For now, let’s think of ED in the less-tangible or measurable sense. After all, the economy is more than steel beams, smokestacks, or rubber on the road though all that may be part of the very busy economy we enjoy.
I cannot get away from the belief that a vibrant economy is primarily based on a healthy, vigorous, enlightened community, a community that takes great pride in its people and their environment and does everything possible to promote their health, vigor, enlightenment, and enjoyment. For the moment, think of library before you move on to other things. Though you might not be able to find a direct link between the Chetwynd Public Library and your pay cheque, I submit that the link is there, it is strong, it is enduring, though it may be nebulous.
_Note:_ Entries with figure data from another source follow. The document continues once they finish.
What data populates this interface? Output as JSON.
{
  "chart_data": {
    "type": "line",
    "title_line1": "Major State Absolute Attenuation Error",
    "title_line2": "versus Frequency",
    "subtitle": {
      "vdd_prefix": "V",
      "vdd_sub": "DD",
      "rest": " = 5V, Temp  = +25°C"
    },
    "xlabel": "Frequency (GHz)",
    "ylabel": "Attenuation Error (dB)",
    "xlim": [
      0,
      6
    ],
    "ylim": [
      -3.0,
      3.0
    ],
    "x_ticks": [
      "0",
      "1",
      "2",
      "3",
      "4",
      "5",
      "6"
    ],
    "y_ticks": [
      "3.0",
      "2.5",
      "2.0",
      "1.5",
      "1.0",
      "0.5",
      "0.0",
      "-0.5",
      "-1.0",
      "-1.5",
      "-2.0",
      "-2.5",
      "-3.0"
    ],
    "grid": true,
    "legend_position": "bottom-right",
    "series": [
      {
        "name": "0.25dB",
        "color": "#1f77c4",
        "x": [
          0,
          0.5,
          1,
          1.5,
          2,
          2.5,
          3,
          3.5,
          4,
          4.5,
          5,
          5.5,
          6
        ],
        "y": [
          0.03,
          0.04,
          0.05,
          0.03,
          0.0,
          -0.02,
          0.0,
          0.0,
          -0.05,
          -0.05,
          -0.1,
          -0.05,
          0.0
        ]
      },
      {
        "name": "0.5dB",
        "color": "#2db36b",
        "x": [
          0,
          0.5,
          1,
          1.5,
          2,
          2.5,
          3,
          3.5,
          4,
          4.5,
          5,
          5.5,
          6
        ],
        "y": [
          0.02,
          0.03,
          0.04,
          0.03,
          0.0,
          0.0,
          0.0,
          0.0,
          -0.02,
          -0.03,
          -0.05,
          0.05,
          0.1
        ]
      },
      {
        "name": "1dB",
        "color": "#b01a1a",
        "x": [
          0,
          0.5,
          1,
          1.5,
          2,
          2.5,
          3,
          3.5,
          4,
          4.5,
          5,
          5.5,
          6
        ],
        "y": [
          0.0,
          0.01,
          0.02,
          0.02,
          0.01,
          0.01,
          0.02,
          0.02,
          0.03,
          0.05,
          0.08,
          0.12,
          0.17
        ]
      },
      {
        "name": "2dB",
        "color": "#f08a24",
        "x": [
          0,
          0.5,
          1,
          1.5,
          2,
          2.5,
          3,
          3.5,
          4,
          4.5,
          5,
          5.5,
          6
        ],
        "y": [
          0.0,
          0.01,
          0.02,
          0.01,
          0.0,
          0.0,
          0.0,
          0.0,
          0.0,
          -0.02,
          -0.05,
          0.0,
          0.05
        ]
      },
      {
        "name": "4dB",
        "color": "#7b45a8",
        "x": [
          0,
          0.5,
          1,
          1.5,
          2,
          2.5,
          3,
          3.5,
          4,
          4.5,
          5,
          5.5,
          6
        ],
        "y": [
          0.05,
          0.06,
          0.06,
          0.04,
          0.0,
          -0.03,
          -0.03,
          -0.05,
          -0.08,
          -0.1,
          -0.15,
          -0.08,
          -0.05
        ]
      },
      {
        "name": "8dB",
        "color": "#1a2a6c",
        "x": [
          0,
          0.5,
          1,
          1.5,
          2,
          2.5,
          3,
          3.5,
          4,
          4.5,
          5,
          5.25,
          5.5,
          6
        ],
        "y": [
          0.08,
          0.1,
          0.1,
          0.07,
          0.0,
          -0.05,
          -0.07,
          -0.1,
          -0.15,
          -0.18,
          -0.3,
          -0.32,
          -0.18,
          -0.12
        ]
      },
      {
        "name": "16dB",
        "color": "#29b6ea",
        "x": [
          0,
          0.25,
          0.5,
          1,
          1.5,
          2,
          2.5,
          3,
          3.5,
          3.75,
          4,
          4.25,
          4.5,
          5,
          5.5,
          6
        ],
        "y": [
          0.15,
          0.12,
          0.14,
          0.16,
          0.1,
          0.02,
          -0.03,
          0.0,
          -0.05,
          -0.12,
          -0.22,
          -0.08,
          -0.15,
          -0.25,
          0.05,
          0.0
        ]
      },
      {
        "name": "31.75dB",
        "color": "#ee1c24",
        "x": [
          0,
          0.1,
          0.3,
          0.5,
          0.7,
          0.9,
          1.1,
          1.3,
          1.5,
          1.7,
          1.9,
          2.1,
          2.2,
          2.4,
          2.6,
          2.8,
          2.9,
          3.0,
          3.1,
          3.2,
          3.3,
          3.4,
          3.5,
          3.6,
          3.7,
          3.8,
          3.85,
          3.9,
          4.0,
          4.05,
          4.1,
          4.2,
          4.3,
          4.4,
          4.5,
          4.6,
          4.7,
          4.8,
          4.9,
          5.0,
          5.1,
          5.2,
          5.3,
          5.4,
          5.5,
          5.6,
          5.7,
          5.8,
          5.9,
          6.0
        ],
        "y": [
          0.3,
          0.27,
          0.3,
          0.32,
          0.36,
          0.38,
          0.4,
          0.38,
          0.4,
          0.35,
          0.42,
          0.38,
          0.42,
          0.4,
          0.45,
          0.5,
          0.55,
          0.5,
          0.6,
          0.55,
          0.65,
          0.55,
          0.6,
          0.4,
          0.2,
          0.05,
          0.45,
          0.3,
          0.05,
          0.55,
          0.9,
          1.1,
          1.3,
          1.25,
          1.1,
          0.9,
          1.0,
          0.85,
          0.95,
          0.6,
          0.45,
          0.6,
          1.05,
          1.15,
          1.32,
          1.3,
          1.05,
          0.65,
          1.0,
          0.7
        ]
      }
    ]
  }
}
Just this morning I was in the library and was delighted to see young children, adolescents, and even some folk sporting the obvious evidence of maturity all busily enjoying the soul of the community. Indeed, a community without a library could very possibly be a community without a soul.
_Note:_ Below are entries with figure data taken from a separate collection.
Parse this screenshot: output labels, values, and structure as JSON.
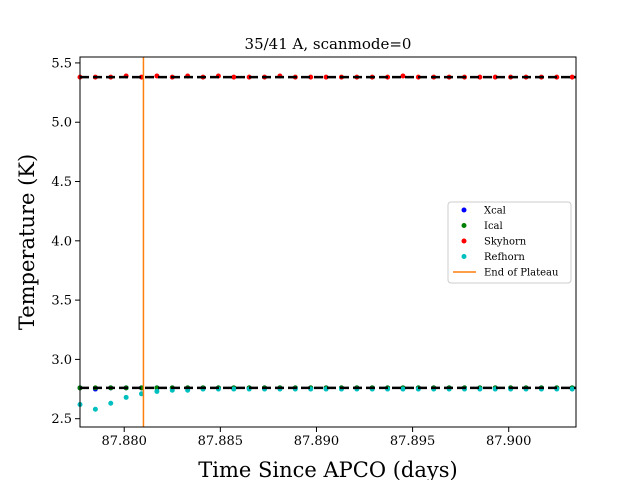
{
  "chart_data": {
    "type": "scatter",
    "title": "35/41 A, scanmode=0",
    "xlabel": "Time Since APCO (days)",
    "ylabel": "Temperature (K)",
    "xlim": [
      87.8777,
      87.9035
    ],
    "ylim": [
      2.43,
      5.55
    ],
    "xticks": [
      87.88,
      87.885,
      87.89,
      87.895,
      87.9
    ],
    "xtick_labels": [
      "87.880",
      "87.885",
      "87.890",
      "87.895",
      "87.900"
    ],
    "yticks": [
      2.5,
      3.0,
      3.5,
      4.0,
      4.5,
      5.0,
      5.5
    ],
    "ytick_labels": [
      "2.5",
      "3.0",
      "3.5",
      "4.0",
      "4.5",
      "5.0",
      "5.5"
    ],
    "grid": false,
    "legend_position": "center-right",
    "x": [
      87.8777,
      87.8785,
      87.8793,
      87.8801,
      87.8809,
      87.8817,
      87.8825,
      87.8833,
      87.8841,
      87.8849,
      87.8857,
      87.8865,
      87.8873,
      87.8881,
      87.8889,
      87.8897,
      87.8905,
      87.8913,
      87.8921,
      87.8929,
      87.8937,
      87.8945,
      87.8953,
      87.8961,
      87.8969,
      87.8977,
      87.8985,
      87.8993,
      87.9001,
      87.9009,
      87.9017,
      87.9025,
      87.9033
    ],
    "series": [
      {
        "name": "Xcal",
        "color": "#0000ff",
        "values": [
          2.76,
          2.75,
          2.76,
          2.76,
          2.76,
          2.76,
          2.76,
          2.76,
          2.76,
          2.76,
          2.76,
          2.76,
          2.76,
          2.76,
          2.76,
          2.76,
          2.76,
          2.76,
          2.76,
          2.76,
          2.76,
          2.76,
          2.76,
          2.76,
          2.76,
          2.76,
          2.76,
          2.76,
          2.76,
          2.76,
          2.76,
          2.76,
          2.76
        ]
      },
      {
        "name": "Ical",
        "color": "#008000",
        "values": [
          2.76,
          2.76,
          2.76,
          2.76,
          2.76,
          2.76,
          2.76,
          2.76,
          2.76,
          2.76,
          2.76,
          2.76,
          2.76,
          2.76,
          2.76,
          2.76,
          2.76,
          2.76,
          2.76,
          2.76,
          2.76,
          2.76,
          2.76,
          2.76,
          2.76,
          2.76,
          2.76,
          2.76,
          2.76,
          2.76,
          2.76,
          2.76,
          2.76
        ]
      },
      {
        "name": "Skyhorn",
        "color": "#ff0000",
        "values": [
          5.38,
          5.38,
          5.38,
          5.39,
          5.38,
          5.39,
          5.38,
          5.39,
          5.38,
          5.39,
          5.38,
          5.38,
          5.38,
          5.39,
          5.38,
          5.38,
          5.38,
          5.38,
          5.38,
          5.38,
          5.38,
          5.39,
          5.38,
          5.38,
          5.38,
          5.38,
          5.38,
          5.38,
          5.38,
          5.38,
          5.38,
          5.38,
          5.38
        ]
      },
      {
        "name": "Refhorn",
        "color": "#00bfbf",
        "values": [
          2.62,
          2.58,
          2.63,
          2.68,
          2.71,
          2.73,
          2.74,
          2.74,
          2.75,
          2.75,
          2.75,
          2.75,
          2.75,
          2.75,
          2.75,
          2.75,
          2.75,
          2.75,
          2.75,
          2.75,
          2.75,
          2.75,
          2.75,
          2.75,
          2.75,
          2.75,
          2.75,
          2.75,
          2.75,
          2.75,
          2.75,
          2.75,
          2.75
        ]
      }
    ],
    "reference_lines": [
      {
        "y": 5.38,
        "color": "#000000",
        "style": "dashed"
      },
      {
        "y": 2.76,
        "color": "#000000",
        "style": "dashed"
      }
    ],
    "vertical_line": {
      "name": "End of Plateau",
      "x": 87.881,
      "color": "#ff7f0e"
    }
  }
}
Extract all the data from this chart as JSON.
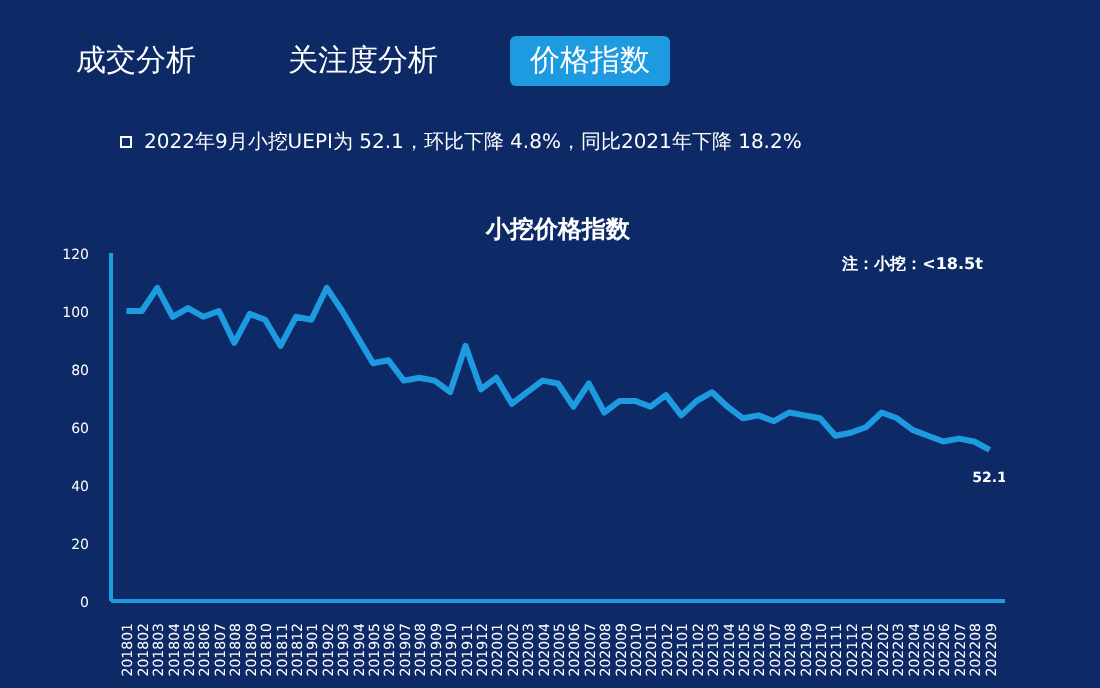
{
  "chart_data": {
    "type": "line",
    "title": "小挖价格指数",
    "annotations": [
      "成交分析",
      "关注度分析",
      "价格指数",
      "2022年9月小挖UEPI为 52.1，环比下降 4.8%，同比2021年下降 18.2%",
      "注：小挖：<18.5t"
    ],
    "categories": [
      "201801",
      "201802",
      "201803",
      "201804",
      "201805",
      "201806",
      "201807",
      "201808",
      "201809",
      "201810",
      "201811",
      "201812",
      "201901",
      "201902",
      "201903",
      "201904",
      "201905",
      "201906",
      "201907",
      "201908",
      "201909",
      "201910",
      "201911",
      "201912",
      "202001",
      "202002",
      "202003",
      "202004",
      "202005",
      "202006",
      "202007",
      "202008",
      "202009",
      "202010",
      "202011",
      "202012",
      "202101",
      "202102",
      "202103",
      "202104",
      "202105",
      "202106",
      "202107",
      "202108",
      "202109",
      "202110",
      "202111",
      "202112",
      "202201",
      "202202",
      "202203",
      "202204",
      "202205",
      "202206",
      "202207",
      "202208",
      "202209"
    ],
    "series": [
      {
        "color": "#1e9be0",
        "values": [
          100,
          100,
          108,
          98,
          101,
          98,
          100,
          89,
          99,
          97,
          88,
          98,
          97,
          108,
          100,
          91,
          82,
          83,
          76,
          77,
          76,
          72,
          88,
          73,
          77,
          68,
          72,
          76,
          75,
          67,
          75,
          65,
          69,
          69,
          67,
          71,
          64,
          69,
          72,
          67,
          63,
          64,
          62,
          65,
          64,
          63,
          57,
          58,
          60,
          65,
          63,
          59,
          57,
          55,
          56,
          55,
          52.1
        ],
        "value_labels": [
          null,
          null,
          null,
          null,
          null,
          null,
          null,
          null,
          null,
          null,
          null,
          null,
          null,
          null,
          null,
          null,
          null,
          null,
          null,
          null,
          null,
          null,
          null,
          null,
          null,
          null,
          null,
          null,
          null,
          null,
          null,
          null,
          null,
          null,
          null,
          null,
          null,
          null,
          null,
          null,
          null,
          null,
          null,
          null,
          null,
          null,
          null,
          null,
          null,
          null,
          null,
          null,
          null,
          null,
          null,
          null,
          "52.1"
        ]
      }
    ],
    "ylim": [
      0,
      120
    ],
    "yticks": [
      0,
      20,
      40,
      60,
      80,
      100,
      120
    ],
    "grid": false,
    "marker": "none",
    "line_style": "solid"
  }
}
Now think of community radio and television. Relatively recent in the great scheme of the centuries (we assume), local radio and television has become a potent force in our society. I submit that these elements contribute strongly to local ED.
Chetwynd’s Recreation Centre is another jewel in the bracelet that encircles our town and binds us into community. But does it contribute to ED? By my definition it certainly does – in a big way! Get off the couch almost any evening and take a quick survey of the activity happening there. As an enticement to put down roots in this community, it would be hard to top the Chetwynd and District Recreation Centre.
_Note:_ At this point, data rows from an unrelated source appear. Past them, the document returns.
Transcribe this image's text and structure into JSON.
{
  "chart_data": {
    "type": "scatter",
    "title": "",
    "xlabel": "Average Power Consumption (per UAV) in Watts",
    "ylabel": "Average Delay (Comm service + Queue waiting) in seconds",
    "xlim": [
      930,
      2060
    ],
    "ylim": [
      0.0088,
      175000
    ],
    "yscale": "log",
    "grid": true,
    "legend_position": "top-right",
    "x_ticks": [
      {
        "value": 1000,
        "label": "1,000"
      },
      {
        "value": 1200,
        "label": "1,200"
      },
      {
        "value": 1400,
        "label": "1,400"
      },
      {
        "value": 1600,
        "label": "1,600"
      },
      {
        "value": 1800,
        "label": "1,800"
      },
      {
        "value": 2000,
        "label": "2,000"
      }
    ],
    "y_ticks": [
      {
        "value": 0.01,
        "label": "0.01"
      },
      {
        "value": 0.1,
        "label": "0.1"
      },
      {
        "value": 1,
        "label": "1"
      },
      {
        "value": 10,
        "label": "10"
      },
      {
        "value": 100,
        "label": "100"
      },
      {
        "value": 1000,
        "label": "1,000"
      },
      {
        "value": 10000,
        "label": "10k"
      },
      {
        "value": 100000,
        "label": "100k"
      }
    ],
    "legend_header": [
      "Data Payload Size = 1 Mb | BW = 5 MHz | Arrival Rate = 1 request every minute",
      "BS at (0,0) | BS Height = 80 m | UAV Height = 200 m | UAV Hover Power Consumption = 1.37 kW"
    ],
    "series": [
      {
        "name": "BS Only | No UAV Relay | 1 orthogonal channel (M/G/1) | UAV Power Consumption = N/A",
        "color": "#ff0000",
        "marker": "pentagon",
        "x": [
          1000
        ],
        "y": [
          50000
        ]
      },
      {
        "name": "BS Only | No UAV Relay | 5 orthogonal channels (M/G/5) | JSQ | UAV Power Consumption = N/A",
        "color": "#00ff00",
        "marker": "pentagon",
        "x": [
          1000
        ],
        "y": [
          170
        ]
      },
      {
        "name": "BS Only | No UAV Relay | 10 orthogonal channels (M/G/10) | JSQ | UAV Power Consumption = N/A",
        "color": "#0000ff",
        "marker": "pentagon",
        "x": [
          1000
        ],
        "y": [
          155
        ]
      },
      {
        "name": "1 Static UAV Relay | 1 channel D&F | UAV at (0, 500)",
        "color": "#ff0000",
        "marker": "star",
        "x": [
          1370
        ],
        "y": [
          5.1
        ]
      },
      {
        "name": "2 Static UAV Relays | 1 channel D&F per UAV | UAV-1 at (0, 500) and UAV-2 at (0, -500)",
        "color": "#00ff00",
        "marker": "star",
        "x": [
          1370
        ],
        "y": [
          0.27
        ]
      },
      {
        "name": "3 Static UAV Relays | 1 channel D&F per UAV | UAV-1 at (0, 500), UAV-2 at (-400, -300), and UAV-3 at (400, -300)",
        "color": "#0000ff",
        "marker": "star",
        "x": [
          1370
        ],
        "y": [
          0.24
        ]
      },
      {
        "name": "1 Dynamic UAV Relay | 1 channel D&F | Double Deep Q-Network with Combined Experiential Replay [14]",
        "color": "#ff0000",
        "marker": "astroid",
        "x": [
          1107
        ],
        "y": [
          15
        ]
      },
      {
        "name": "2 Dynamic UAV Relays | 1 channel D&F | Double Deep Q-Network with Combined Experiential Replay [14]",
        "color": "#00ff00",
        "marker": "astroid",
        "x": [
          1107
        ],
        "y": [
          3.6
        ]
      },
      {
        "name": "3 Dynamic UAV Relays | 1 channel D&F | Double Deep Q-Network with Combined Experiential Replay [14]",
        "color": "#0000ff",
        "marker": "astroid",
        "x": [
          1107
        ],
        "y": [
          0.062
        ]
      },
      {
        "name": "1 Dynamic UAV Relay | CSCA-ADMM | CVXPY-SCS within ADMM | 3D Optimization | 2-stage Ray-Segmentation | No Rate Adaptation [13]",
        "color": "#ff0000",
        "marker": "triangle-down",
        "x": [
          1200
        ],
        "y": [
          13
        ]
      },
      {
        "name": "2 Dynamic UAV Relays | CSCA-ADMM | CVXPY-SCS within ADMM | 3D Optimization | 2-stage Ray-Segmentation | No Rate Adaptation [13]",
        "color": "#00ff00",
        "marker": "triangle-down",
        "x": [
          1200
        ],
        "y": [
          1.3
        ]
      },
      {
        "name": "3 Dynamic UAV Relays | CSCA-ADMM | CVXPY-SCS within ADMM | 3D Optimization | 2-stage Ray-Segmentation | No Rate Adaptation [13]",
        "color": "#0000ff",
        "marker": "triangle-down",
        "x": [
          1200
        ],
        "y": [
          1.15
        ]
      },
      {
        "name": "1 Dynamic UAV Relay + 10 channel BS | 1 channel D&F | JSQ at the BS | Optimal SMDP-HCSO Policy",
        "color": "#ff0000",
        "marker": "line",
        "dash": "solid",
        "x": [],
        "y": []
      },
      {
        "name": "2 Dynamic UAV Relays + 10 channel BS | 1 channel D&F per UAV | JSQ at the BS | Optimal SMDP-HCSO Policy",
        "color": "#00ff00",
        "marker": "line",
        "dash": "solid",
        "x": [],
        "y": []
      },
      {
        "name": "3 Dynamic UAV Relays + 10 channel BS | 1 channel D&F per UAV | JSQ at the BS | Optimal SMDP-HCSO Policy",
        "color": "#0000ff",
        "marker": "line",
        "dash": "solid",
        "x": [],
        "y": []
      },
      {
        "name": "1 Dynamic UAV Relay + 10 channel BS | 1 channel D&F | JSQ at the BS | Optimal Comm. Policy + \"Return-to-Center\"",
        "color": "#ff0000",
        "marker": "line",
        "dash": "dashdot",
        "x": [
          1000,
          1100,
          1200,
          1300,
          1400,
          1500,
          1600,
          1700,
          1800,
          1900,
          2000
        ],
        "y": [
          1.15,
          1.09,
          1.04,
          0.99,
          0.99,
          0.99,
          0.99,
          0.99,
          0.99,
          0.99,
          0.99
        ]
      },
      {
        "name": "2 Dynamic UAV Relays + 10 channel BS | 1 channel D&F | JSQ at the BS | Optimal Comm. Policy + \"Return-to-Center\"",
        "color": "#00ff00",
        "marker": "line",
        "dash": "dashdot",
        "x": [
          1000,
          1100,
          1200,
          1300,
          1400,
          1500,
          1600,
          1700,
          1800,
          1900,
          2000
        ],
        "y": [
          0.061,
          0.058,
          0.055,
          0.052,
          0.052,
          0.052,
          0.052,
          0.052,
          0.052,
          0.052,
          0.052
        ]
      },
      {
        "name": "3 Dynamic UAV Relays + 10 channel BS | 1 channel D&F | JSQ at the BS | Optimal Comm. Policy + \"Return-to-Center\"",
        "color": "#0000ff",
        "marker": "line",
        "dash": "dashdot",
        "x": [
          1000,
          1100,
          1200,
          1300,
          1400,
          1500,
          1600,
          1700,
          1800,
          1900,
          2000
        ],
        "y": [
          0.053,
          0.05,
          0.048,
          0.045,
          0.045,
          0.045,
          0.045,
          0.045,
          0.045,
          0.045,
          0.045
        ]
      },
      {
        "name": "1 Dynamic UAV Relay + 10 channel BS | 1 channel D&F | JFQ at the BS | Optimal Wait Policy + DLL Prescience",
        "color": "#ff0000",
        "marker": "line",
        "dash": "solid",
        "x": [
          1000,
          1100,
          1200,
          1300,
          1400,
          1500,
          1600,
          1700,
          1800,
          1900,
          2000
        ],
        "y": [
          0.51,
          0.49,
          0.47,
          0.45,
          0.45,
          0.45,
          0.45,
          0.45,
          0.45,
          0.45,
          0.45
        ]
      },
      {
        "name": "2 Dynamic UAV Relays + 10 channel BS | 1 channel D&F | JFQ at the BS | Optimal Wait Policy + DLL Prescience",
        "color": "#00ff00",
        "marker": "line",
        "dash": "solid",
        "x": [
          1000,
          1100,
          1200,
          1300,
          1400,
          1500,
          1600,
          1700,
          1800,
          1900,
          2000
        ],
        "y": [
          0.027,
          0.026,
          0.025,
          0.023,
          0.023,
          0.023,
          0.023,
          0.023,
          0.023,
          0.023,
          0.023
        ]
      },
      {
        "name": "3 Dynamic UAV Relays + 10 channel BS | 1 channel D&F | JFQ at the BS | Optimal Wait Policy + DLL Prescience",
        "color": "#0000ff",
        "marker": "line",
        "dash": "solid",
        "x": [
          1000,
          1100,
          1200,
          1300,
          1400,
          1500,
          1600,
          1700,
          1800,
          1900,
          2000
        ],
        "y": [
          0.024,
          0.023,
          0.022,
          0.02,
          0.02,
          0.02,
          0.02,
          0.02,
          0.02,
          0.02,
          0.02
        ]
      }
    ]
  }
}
Now consider a few other promoters or supporters of ED: Northern Health, hospital, clinic, the trail system, School District No. 59, Northern Lights College, the Chetwynd merchants, a local government that is open for business while attentive to the needs of established business, and citizens who will forego a trip to an unnamed locality in order to support local business – all this and more is foundational to ED.
But can the effect of all these components of community singly or collectively be measured in dollars returned to the community through ED. No, the returns cannot be measured. I am actually satisfied that the links between our community assets and the hard, cold, indifference of ED as may be seen through the eyes of the accountant are not measurable.
I am also satisfied that a community that divested itself of these assets in a misplaced, money-saving, tax-reducing endeavour is a community in which I do not want to live.
What should we do to bring ED to Chetwynd? Let’s keep on making Chetwynd the kind of town that is like the kind of town in which you and I would like to live and raise our families. That’s true ED.
Oh, by the way, “all power is trust” (Margaret Thatcher).